Problem Norma Hukum yang Kurang Tegas
Dalam mewujudkan demokrasi subtansial dibutuhkan norma hukum dengan pengenaan hukuman yang menjerakan bagi para pelaku pelanggaran pemilihan.
Hal itu diperlukan sebagai instrument pembinaan dan penanggulangan secara preventif maupun refresif.
Namun demikian, dalam berbagai revisi UU Pilkada tidak satupun diketemukan norma hukum yang bersifat aplikatif dan menjerakan.
Misalnya saja berkenaan norma hukum yang memuat materi diskualifikasi pasangan calon kepala daerah dan wakil kepala daerah yang melakukan pelanggaran terstruktur, sistematis, dan massif, sebagaimana ditentukan dalam  Pasal 73 ayat (1) dan ayat (2) Juncto Pasal 135A ayat (1) Undang-Undang No. 10 Tahun 2016 tentang Pilkada.
Sesungguhnya ketentuan Pasal 73 ayat (1) dan ayat (2) Juncto Pasal 135A ayat (1) Undang-Undang No. 10 2016, dimaksudkan oleh para pembentuk undang-undang (policy making) sebagai rekayasa sosial (law as a tool of social engineering) guna mengubah kebiasaan buruk pasangan calon kepala daerah  dan wakil kepala daerah, tim pemenangan, dan masyarakat yang senantiasa menempatkan uang sebagai stimulus utama memikat hati pemilih dan  pemilih dalam menggunakan hak pilihnya.
Dengan eksistensi norma tersebut diharapkan pasangan calon kepala daerah dan wakil kepala daerah berserta tim  pemenangannya tidak melakukan tindakan-tindakan berupa menjanjikan dan/atau memberikan uang atau materi lainnya untuk mempengaruhi penyelenggara pemilihan (KPU beserta jajarannya maupun Bawaslu beserta jajarannya) dan/atau Pemilih.
Secara faktual, pengenaan sanksi diskualifikasi kepada pasangan calon kepala daerah dan wakil kelapa daerah terkesan hambar, tidak tegas atau setengah-setengah atau tidak memberikan efek penjerahan sama sekali.
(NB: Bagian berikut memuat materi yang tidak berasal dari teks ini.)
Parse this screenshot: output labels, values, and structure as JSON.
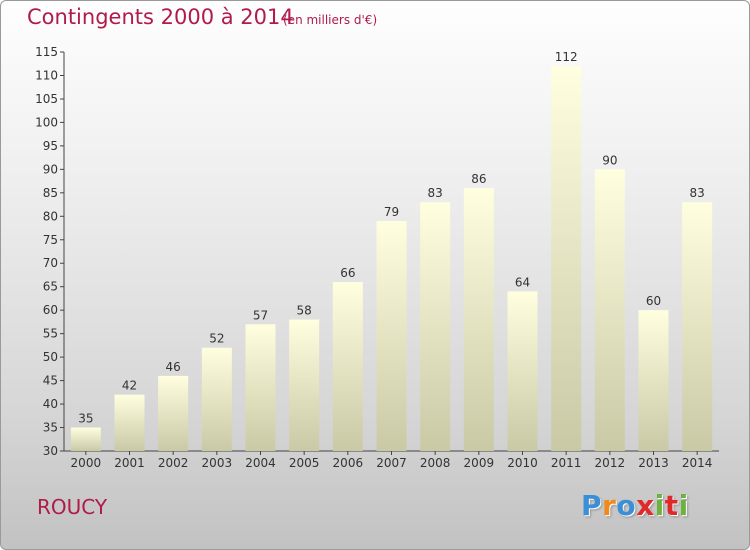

Seyogyanya sanksi diskualifikasi pasangan tidak dalam rezim pelanggaran terstruktur, sistematis, dan massif, karena pada prinsipnya setiap penggunaan uang (money politic) dalam konteks mempengaruhi penyelenggara pemilihan maupun pemilih sudah dapat dikategorikan sebagai perbuatan berskala berat atau tidak dapat ditolelir dan berimplikasi signifikan terhadap hasil pemilihan kepala daerah dan wakil kepala daerah.
Oleh karena itu, meskipun tindakan pasangan calon kepala daerah dan wakil kepala daerah beserta tim pemenangannya yang melakukan money politic dan mempengaruhi penyelenggara pemilihan dan/atau pemilih terbukti terkonfirmasi hanya 1 (satu) peristiwa (tidak kumulatif terstruktur, sistematis, dan massif), maka sudah seharusnya dapat dikenakan sanksi pembatalan kepesertaan dalam pemilihan kepala daerah dan wakil kepala daerah.
Formulasi tersebut sejalan dengan amanat ketentuan Pasal 27 Ayat (1) UUD 1945, yang mengatur keharusan menjunjung tinggi hukum dan pemerintahanan.
Oleh karena itu, segala  tindakan tidak jujur yang dilakukan pasangan calon kepala daerah dan wakil kepala daerah beserta tim pemenangannya yang melanggar kewajiban untuk menjunjung tinggi hukum dan demokrasi harus diberikan sanksi yang bersifaf menjerakan dan membina berupa pendiskualifikasian kepesertaannya.